Das makroökonomische Regime der EU basiert aber noch auf einer zweiten Fehlkonstruktion: Während man die Verantwortung für die Währungspolitik der EZB übertragen hat, sind für die Steuerpolitik weiterhin die Mitgliedstaaten allein zuständig. Resultat ist ein verschärfter Steuerwettbewerb, der vor allem Unternehmen und Reiche begünstigt, während Beschäftigte und Verbraucher einen immer größeren Teil der verbleibenden Steuerlast zu tragen haben.

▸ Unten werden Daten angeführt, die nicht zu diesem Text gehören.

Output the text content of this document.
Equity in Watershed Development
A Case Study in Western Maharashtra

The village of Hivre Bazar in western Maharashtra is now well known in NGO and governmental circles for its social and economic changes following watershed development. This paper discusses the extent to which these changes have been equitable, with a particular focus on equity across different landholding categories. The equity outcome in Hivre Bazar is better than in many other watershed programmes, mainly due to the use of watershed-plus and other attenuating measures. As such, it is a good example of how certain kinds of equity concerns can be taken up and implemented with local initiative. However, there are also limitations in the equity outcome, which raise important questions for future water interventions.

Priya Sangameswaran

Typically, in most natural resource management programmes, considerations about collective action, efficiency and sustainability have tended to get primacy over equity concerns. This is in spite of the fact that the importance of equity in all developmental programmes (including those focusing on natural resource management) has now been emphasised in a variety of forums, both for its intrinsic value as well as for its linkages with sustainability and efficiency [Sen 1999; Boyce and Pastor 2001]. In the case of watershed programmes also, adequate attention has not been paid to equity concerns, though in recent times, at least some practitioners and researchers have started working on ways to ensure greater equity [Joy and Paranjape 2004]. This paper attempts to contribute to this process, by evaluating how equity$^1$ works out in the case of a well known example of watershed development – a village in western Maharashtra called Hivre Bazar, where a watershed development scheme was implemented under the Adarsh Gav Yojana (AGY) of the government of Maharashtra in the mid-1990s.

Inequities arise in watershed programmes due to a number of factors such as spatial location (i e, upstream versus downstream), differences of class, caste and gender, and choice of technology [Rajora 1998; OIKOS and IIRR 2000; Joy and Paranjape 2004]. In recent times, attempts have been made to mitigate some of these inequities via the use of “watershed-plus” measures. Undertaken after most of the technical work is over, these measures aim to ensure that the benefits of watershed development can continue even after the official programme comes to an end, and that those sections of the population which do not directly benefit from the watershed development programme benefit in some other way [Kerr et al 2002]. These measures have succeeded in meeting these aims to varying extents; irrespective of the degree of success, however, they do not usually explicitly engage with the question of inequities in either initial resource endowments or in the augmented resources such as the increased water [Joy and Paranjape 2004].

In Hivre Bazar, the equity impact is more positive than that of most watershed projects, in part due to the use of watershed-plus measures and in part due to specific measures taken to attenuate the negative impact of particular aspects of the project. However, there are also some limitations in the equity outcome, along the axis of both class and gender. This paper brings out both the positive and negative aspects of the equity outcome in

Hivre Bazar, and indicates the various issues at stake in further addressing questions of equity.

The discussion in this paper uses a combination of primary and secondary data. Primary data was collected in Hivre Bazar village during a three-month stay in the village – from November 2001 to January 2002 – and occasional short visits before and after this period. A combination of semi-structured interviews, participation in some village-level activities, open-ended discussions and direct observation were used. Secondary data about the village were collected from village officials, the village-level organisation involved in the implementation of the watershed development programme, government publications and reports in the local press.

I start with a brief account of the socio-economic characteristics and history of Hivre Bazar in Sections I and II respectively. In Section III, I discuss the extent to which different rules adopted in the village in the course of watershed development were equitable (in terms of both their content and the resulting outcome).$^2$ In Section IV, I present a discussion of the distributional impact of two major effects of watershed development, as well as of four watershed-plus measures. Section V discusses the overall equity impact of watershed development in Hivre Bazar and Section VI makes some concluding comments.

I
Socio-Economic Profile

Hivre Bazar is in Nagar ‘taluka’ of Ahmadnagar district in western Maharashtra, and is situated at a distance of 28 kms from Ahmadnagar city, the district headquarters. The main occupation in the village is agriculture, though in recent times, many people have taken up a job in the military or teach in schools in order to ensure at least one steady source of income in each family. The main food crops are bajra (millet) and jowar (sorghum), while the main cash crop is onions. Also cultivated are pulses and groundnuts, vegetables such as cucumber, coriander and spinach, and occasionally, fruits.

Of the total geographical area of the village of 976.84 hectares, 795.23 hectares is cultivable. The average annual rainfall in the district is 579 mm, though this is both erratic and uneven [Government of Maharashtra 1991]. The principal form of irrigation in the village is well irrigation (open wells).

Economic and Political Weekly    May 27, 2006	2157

Durch diese neoliberale Fehlkonstruktion wird die Einnahmenbasis der öffentlichen Haushalte zerstört, was wiederum unsoziale Spar- und Privatisierungsprogramme nach sich zieht.


Statt oberflächliche Lobreden auf den Euro zu halten, sollte der zehnjährige Geburtstag der EZB zu einer kritischen Bilanz genutzt werden. Klar ist doch: Ohne eine grundlegende Revision der Währungs- und Finanzpolitik wird es kein soziales Europa geben! Die aktuelle Finanzkrise sollte daher als Chance genutzt werden, wichtige Institutionen wie die EZB demokratischer Kontrolle zu unterstellen – im Interesse der Beschäftigten, der Arbeitslosen sowie der Verbraucherinnen und Verbraucher in Europa.